MELEK ANNELERİM
Ana gibi yar,
Vatan gibi diyar, Sevda gibi nar olmazmış! Bu üç sevda var ya, bu üç sevda İnsanı fena yakarmış! Bir hışımla girmişken söze, Başlayalım en acı hayat öykümüze. Annem, Annem doğarken horlanmış, Kız çocuğu olduğu için. Tabi ki, o çokbilmiş dedem unutmuş: Hayatında en çok sevdiği, Yollarına çıkıp gül verdiği, Evlenip gerdeğe girdiği, Koca bir ömür aynı yastığa baş koyduğu Kadının, yani ninemin de Doğarken kız çocuğu olduğunu! Annem, Annem okula gönderilmemiş. Güya, kız çocukları okumazmış. Ah bu dedem var ya! Ah o çokbilmiş dedem! Bu kız nasıl okumuş düşünmemiş, Kadından da başbakan olur mu? Dememiş, Ata olan düşkünlüğünden ötürü, Basmış Çiller Hanım’ın atına mührü! Ve sonra… Çukurova’nın pamuk tarlalarında, Ege’nin üzüm bağlarında, Kara Deniz’in çay, fındık bahçesinde, Doğunun kar, kış, kıyameti içerisinde, Annem bir arı gibi çalıştırılmış. Dahası, kimi karnında, kimi sırtında Sıra sıra çocuklar… Annem altın bilezik, kolye umarken, Takılmış boynuna sıradan boncuklar. Çalınmış annemin emekleri, Ne yazık ki anlamamış kadını, Yurdumun erkekleri! Ya şimdi? Güç bela alarak apartman katlarını, İçerisine hapsettik anaları, Strese dayanamayıp, Başlattık altın günleri, kısır partileri, Anlattık dedikodu hikâyeleri.

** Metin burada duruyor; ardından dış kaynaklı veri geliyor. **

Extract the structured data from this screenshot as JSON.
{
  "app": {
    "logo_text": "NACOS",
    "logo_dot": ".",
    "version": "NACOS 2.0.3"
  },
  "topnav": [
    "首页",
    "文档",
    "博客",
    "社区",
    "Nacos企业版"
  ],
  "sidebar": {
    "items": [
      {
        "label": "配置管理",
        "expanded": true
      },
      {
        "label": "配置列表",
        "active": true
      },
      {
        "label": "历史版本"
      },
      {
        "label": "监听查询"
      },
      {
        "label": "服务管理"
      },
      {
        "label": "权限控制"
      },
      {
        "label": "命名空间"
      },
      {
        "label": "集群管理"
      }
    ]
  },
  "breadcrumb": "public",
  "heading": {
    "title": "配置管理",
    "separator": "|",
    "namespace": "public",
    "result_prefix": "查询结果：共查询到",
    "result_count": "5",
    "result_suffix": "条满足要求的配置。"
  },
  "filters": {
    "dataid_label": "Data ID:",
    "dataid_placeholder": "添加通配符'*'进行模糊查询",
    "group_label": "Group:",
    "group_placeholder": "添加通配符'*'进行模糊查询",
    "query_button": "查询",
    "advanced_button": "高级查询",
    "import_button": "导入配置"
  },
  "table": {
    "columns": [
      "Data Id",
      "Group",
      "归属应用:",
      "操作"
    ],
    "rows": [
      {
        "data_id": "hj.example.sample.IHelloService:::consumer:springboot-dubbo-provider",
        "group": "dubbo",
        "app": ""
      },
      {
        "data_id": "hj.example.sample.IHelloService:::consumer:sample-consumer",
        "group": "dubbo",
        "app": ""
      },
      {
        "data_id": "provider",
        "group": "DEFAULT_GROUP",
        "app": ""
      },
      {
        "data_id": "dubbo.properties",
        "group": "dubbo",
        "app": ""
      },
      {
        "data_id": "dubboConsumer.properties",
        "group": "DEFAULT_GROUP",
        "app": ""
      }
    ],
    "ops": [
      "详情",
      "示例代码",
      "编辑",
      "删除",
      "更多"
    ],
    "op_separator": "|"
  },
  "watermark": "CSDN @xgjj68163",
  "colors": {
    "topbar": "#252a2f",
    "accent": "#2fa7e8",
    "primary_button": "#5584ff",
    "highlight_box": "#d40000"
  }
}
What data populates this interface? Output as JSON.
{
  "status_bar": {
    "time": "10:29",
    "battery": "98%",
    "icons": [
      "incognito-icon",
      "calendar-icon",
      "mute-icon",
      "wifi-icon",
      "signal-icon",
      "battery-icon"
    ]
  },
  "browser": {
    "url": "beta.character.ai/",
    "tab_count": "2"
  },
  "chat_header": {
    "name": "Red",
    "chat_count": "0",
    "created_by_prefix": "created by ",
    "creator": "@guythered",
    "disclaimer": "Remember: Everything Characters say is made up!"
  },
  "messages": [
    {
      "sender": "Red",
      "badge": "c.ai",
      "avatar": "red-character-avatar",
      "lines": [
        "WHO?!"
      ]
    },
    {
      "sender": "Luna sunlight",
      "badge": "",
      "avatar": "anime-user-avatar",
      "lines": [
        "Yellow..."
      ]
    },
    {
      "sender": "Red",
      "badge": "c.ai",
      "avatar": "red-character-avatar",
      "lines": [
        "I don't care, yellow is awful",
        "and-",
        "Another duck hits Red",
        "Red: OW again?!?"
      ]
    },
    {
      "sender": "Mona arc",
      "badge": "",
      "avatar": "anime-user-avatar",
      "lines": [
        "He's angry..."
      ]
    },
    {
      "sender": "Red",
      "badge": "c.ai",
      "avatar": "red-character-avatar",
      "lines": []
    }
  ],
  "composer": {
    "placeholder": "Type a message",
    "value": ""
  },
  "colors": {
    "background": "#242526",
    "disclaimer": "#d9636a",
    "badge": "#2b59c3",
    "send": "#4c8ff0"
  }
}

Olmadı, yine de sıkıldı canları, Seyirci sayarak çocukları, Başlattık evde sokak kavgaları. Gençliğinde yollarına gül döktüğümüz, Evlenince döverek belini büktüğümüz, Saçlarını ağartıp, dişlerini döktüğümüz, Melek annelerim! Can annelerim! Sizlere bunca çileleri çektirenler adına, Kabul ederseniz, geç de olsa özür dilerim! Canından can olduğum melek annelerim! ......................................Şair: İsmail SAĞIR |
ŞİİRİNİZİ BEĞENDİM...
....................................Saygı ve selamlar..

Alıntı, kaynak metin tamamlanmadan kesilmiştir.